United Kingdom

Prince Harry: ‘I experienced hostility from press since I was born’

Harry, the Duke of Sussex, accuses newspaper of using unlawful methods to get stories which left him in a downward spiral.

Prince Harry entered a courtroom witness box on Tuesday, swearing to tell the truth in testimony against a tabloid publisher he accuses of phone hacking and other unlawful snooping.

Harry held a Bible in one hand as he was sworn in at the High Court in London, where he is suing the publisher of the Daily Mirror. 

Harry accuses the publisher of using unlawful techniques on an “industrial scale” to get scoops. He faces hours of cross-examination by a lawyer for the defendant, Mirror Group Newspapers, which is contesting the claims.

Sitting in the witness box and dressed in a dark suit and tie, Harry told Mirror Group attorney Andrew Green he had “experienced hostility from the press since I was born.” The prince accused the tabloids of playing “a destructive role in my growing-up.”

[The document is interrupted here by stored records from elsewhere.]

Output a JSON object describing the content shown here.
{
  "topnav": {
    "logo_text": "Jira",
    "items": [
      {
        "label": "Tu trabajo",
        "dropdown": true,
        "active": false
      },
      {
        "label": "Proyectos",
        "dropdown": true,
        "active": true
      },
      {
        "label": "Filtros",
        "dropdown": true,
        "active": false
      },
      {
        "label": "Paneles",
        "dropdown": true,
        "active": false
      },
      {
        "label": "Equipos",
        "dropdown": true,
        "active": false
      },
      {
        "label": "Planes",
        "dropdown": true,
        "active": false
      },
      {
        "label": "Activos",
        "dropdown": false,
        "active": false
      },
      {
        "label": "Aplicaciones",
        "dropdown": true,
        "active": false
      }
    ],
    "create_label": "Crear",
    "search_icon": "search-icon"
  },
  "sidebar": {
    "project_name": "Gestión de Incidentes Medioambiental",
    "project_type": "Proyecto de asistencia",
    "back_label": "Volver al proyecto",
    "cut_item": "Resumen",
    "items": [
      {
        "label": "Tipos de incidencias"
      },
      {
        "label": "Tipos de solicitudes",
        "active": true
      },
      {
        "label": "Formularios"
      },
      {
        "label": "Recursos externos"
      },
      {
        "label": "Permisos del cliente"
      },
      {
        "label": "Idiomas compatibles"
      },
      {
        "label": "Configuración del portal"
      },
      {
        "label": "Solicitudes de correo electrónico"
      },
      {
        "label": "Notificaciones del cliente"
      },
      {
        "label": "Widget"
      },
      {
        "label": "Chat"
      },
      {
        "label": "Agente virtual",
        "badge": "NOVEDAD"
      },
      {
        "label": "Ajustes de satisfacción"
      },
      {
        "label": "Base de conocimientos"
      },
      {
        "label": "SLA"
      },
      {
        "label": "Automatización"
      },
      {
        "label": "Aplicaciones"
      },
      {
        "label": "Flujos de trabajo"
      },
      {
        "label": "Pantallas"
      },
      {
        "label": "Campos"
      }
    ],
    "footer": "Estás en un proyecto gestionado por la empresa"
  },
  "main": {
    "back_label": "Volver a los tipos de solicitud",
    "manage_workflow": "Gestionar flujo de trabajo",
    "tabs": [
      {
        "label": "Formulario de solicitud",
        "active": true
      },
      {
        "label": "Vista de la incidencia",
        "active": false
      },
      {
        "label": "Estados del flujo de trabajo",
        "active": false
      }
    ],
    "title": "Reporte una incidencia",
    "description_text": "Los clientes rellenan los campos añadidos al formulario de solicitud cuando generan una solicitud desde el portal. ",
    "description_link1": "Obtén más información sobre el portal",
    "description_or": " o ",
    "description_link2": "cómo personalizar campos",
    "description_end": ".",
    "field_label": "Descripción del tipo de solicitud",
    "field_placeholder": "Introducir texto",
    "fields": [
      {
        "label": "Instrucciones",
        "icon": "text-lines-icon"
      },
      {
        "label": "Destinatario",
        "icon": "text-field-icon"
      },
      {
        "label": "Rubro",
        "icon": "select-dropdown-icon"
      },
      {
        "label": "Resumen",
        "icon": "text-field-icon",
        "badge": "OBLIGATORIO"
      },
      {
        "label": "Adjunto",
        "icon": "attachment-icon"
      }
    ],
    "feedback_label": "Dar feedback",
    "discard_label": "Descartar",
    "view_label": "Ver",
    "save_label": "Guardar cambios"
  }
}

The 38-year-old son of King Charles III is the first senior British royal since the 19th century to face questioning in a court. An ancestor, the future King Edward VII, appeared as a witness in a trial over a gambling scandal in 1891.

Setting out the prince’s case in court, his lawyer, David Sherborne, said that from Harry’s childhood, British newspapers used hacking and subterfuge to mine snippets of information that could be turned into front-page scoops.

He said stories about Harry were big sellers for the newspapers, and some 2,500 articles had covered all facets of his life during the time period of the case — 1996 to 2011 — from injuries at school to experimenting with marijuana and cocaine, to ups and downs with girlfriends.

“Nothing was sacrosanct or out of bounds” for the tabloids, the lawyer said.

In a written witness statement, Harry said he felt “as though the tabloid press thought that they owned me absolutely.”

“I genuinely feel that in every relationship that I’ve ever had – be that with friends, girlfriends, with family or with the army, there’s always been a third party involved, namely the tabloid press,” he said.

Hacking — the practice of guessing or using default security codes to listen to celebrities’ cellphone voice messages — was widespread at British tabloids in the early years of this century.

Mirror Group has paid more than £100 million (€116 million) to settle hundreds of unlawful information-gathering claims, and printed an apology to phone hacking victims in 2015. But the newspaper denies or has not admitted any of Harry’s claims, which relate to 33 published articles.

Defence lawyer Green said Monday there was “simply no evidence capable of supporting the finding that the Duke of Sussex was hacked, let alone on a habitual basis.”